Facts: A Sheriff's deputy was dispatched after an anonymous call regarding a female selling drugs to her ex-boyfriend seated in a gold Maxima presently in a Wal–Mart parking lot. The deputy found a gold Maxima in the lot with a female in the driver's seat and approached the vehicle. The Defendant was seated in the car with her ex-husband. The deputy, asked what they were doing. The Defendant told him that she and her ex-husband were exchanging their child, because the parking lot was a neutral spot. There was a child in a car seat in the back. The deputy then told them about the anonymous tip, and the couple laughed. The deputy called for backup and told them, “I'd like to see your ID's and I'll just take a quick look at your vehicles and if everything checks out okay, you guys will be good to go.” Both of them provided the officer with identification. He went to the teletype and checked their backgrounds. It took between five and ten minutes to get the teletype results. When he finished, the deputy told them that “you guys came back [with no warrants].” He then said, “Let me just take a quick look at your vehicles, and then if you guys are good, you'll be on your way.” They said, “Okay, yeah, go ahead.” The deputy found drugs in a clear bag under the driver's front seat where the Defedant was seated, and she was charged with possession.  The deputy testified that he believed he was performing an investigative stop when he approached the vehicle. Because the tipster's description matched Dillon–Watson, she would not have been free to leave. If Dillon–Watson had attempted to leave the scene, he would have issued a BOLO for her. And while he could not state how Dillon–Watson expressed assent to search her vehicle, he maintained that he had consent.
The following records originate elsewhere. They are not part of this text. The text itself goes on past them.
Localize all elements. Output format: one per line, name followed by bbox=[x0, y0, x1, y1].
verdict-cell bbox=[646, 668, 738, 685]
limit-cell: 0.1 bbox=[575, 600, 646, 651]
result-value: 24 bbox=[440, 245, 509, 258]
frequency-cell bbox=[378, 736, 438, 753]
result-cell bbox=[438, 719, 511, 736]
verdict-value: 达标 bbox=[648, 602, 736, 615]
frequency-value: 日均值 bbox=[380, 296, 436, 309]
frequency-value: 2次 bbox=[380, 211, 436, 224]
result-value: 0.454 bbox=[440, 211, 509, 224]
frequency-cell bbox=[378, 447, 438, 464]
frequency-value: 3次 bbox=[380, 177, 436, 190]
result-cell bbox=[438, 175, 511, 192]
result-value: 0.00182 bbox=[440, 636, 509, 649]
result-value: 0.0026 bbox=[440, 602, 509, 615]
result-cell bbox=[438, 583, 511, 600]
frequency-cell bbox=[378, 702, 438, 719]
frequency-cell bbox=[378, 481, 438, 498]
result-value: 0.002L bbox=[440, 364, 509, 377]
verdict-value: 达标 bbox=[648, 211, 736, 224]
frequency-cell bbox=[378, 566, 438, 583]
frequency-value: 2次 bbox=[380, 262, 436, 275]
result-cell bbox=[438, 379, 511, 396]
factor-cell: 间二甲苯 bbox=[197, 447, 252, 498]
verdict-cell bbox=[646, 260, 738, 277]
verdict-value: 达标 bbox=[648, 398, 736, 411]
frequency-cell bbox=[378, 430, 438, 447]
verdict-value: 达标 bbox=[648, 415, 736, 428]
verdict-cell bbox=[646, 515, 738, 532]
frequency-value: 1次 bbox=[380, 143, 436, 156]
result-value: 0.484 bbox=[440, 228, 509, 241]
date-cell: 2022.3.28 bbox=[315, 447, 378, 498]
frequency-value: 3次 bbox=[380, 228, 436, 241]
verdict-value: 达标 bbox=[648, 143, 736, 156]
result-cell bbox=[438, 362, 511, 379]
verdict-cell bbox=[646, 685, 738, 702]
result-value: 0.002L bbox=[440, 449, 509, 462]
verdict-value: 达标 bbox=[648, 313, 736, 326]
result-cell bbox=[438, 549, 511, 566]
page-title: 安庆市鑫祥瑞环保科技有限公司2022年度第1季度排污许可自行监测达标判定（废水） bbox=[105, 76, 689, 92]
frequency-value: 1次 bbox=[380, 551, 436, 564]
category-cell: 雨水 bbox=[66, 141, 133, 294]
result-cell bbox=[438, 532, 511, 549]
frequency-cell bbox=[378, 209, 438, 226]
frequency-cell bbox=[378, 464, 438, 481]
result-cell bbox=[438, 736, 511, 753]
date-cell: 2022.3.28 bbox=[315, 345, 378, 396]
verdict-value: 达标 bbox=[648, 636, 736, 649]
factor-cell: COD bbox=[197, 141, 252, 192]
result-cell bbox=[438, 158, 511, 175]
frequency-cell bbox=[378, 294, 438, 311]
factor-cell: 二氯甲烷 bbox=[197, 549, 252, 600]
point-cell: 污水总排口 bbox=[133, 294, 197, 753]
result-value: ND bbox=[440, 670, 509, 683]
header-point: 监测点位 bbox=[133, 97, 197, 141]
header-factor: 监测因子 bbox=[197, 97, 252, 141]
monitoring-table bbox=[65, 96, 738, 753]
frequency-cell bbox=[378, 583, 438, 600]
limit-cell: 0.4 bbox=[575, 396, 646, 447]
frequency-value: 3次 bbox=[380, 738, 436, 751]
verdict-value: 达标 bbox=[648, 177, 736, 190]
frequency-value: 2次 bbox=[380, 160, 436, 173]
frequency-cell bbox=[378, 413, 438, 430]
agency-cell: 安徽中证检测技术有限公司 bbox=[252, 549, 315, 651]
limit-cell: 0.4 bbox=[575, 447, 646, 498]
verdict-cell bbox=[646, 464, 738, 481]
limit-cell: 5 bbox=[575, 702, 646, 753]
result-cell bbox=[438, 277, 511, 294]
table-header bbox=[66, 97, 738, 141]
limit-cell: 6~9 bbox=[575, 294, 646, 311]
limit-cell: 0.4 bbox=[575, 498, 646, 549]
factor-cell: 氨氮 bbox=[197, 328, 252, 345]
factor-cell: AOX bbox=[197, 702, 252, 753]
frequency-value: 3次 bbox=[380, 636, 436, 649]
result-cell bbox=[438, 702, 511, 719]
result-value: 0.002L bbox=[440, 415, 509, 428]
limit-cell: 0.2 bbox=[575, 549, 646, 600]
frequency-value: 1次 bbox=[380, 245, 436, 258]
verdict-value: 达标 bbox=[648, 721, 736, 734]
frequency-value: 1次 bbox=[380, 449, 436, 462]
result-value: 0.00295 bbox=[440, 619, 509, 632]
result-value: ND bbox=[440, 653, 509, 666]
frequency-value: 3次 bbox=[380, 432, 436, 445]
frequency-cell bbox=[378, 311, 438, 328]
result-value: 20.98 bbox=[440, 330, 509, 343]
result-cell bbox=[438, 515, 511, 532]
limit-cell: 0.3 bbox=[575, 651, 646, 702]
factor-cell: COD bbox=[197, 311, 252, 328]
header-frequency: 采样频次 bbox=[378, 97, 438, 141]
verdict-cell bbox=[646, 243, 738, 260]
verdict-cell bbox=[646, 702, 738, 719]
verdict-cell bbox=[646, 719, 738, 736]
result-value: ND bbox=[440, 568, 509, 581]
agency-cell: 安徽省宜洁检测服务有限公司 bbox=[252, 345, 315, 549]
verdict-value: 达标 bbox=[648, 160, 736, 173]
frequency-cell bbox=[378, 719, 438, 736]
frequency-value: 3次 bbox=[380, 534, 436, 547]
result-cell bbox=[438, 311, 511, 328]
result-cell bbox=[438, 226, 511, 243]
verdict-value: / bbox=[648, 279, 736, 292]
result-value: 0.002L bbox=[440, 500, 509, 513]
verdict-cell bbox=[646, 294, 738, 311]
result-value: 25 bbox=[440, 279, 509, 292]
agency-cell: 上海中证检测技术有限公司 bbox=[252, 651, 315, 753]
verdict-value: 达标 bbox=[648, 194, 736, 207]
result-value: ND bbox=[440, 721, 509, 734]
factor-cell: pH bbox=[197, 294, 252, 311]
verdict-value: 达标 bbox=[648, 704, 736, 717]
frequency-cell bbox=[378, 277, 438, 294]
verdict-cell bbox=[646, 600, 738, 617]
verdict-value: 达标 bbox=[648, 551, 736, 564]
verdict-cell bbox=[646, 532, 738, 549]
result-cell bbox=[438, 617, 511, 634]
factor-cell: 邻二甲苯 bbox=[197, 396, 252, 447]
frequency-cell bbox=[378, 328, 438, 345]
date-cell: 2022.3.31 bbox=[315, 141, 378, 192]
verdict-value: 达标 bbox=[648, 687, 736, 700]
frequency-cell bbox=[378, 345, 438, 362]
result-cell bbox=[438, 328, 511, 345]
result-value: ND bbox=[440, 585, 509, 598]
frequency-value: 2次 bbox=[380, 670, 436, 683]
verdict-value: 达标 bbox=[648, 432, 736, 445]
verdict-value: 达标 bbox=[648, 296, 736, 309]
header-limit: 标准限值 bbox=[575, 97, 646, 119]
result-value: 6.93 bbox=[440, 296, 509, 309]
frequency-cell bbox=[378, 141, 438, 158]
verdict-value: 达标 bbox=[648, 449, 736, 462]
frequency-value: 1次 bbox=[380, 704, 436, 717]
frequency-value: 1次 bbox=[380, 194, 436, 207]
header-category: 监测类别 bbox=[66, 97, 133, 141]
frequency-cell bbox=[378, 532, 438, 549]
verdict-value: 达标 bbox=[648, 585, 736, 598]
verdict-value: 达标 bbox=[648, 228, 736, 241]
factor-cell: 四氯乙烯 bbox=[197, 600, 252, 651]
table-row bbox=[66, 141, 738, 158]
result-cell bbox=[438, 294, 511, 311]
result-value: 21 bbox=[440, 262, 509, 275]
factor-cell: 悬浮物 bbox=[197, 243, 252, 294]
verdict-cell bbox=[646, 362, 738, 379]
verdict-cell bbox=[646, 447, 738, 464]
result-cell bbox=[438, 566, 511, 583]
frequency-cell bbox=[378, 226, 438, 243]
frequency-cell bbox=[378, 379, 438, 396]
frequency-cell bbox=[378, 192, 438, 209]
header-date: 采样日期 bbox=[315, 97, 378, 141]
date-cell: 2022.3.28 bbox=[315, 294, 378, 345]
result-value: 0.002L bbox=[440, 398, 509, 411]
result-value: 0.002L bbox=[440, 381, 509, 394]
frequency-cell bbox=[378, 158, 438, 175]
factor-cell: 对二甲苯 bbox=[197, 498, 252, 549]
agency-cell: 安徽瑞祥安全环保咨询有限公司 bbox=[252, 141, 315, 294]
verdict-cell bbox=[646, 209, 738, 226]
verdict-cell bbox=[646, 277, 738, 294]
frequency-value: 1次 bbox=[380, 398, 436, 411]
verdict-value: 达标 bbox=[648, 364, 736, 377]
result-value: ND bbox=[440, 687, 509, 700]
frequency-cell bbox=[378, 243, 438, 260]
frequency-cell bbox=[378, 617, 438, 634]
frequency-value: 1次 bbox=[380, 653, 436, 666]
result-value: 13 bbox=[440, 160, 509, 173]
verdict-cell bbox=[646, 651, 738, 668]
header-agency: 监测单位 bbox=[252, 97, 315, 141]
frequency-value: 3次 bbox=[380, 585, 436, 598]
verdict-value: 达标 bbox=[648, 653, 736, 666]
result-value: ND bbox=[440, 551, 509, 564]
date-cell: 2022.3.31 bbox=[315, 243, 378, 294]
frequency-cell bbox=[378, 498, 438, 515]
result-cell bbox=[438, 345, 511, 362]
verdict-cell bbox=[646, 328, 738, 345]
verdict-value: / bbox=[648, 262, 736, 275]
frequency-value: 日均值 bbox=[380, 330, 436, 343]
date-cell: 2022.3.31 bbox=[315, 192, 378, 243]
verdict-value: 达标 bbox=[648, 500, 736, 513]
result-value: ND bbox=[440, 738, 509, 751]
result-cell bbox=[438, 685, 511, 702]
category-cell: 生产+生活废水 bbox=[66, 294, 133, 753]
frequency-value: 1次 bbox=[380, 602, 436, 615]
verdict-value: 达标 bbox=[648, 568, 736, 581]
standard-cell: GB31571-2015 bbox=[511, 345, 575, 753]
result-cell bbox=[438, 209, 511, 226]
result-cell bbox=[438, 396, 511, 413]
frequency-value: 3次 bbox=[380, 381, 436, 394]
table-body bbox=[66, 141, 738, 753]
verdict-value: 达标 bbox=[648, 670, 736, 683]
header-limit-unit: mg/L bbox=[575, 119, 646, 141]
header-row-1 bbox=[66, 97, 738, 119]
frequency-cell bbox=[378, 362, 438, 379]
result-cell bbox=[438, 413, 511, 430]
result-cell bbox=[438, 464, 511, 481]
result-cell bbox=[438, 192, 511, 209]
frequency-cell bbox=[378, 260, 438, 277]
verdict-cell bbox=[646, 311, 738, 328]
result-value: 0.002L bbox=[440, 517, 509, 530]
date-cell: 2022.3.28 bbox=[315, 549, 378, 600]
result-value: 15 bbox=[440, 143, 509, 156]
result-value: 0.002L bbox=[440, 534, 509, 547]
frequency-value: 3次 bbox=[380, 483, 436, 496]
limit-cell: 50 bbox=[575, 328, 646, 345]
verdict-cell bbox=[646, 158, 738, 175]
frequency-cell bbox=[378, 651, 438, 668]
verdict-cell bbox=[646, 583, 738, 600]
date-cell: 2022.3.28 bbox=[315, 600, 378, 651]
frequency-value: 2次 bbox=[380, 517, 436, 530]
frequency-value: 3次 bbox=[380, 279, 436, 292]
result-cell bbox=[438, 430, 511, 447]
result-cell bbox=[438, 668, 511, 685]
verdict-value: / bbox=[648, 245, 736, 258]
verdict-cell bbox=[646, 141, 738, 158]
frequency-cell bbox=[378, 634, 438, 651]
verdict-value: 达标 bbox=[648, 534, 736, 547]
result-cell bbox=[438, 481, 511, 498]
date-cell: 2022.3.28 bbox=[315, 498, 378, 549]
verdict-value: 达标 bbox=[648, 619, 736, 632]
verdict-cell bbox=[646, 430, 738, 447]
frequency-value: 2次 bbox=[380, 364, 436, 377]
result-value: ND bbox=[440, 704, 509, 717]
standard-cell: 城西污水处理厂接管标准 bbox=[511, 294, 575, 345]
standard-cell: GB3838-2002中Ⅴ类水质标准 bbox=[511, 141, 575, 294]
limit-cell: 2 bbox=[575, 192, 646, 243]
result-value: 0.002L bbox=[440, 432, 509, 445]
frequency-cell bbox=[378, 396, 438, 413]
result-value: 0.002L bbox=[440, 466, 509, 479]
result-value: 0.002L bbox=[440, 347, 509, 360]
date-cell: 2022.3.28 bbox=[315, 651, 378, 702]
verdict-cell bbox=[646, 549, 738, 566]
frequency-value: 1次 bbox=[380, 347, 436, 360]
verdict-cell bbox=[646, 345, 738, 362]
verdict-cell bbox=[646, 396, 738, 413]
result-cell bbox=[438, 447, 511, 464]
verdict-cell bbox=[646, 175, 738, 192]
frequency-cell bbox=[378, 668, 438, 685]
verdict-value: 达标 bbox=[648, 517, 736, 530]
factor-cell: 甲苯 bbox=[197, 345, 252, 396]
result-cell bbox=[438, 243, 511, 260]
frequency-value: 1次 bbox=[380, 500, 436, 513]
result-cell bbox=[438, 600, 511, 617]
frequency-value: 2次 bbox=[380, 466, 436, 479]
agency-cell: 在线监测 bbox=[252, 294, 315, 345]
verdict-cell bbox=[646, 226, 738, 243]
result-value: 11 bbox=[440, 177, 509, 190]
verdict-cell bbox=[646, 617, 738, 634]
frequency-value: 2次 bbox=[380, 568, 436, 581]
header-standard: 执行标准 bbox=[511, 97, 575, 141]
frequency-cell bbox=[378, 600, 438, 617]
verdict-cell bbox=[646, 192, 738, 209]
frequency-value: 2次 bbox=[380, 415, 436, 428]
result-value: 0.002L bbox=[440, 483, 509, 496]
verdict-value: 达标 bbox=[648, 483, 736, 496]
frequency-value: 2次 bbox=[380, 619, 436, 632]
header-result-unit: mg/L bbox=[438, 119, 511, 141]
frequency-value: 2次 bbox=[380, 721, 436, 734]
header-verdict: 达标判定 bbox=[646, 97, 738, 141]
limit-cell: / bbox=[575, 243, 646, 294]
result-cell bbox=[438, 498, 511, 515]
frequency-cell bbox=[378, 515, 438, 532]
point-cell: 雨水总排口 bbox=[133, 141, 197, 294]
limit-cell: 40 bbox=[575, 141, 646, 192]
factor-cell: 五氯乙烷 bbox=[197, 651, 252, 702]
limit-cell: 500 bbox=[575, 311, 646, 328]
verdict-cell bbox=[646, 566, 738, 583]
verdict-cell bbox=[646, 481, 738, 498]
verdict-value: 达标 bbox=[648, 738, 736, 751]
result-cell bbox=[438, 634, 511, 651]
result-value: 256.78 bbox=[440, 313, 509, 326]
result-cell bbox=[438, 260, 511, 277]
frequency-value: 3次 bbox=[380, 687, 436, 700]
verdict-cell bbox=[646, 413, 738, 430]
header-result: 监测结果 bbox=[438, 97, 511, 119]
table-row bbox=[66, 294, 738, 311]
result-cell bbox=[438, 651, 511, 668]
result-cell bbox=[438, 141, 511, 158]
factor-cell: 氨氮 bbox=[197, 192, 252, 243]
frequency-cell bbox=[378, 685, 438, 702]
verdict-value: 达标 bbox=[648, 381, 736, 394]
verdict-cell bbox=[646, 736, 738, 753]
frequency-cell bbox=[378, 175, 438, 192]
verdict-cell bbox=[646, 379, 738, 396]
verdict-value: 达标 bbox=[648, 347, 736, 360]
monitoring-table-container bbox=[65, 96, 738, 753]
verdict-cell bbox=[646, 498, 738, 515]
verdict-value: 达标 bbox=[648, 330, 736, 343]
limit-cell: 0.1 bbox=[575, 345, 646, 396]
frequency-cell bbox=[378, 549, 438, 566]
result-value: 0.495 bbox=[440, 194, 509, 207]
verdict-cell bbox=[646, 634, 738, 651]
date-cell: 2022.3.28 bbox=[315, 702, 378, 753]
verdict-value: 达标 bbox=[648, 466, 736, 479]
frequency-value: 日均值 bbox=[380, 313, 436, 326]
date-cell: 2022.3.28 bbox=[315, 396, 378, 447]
The state admitted at the hearing on the motion to suppress that it could not justify an investigatory stop based upon the anonymous tip. It argued, however, that the stop constituted a consensual encounter, and Dillon–Watson consented to the search of her vehicle. The defense maintained that the stop was investigatory, and Dillon–Watson did not voluntarily consent to the search. The trial court denied the motion to suppress and the Defendant appealed.

Holding: First, the Court discussed what a "consensual encounter" is: it involves “minimal police contact.”  A citizen may either voluntarily comply with a police officer's requests or choose to ignore them.  The citizen is free to leave. On the other hand, a person is seized in the constitutional sense when, based upon all the circumstances, a reasonable person would not feel free to leave. 

In this case the totality of the circumstances show that the “consent” to search the vehicle was not voluntary, if there was consent at all.  First, the deputy indentified the defendant as a possible criminal suspect.  Then, the deputy continually placed additional requests and demands on the defendant after each previous request came up negative.  Thus, the Court held that the search of the vehicle was not based upon a voluntary consent, and that the search violated the appellant's Fourth Amendment rights. The case was reverse and remand with directions to vacate the Defendant's convictions and discharge her.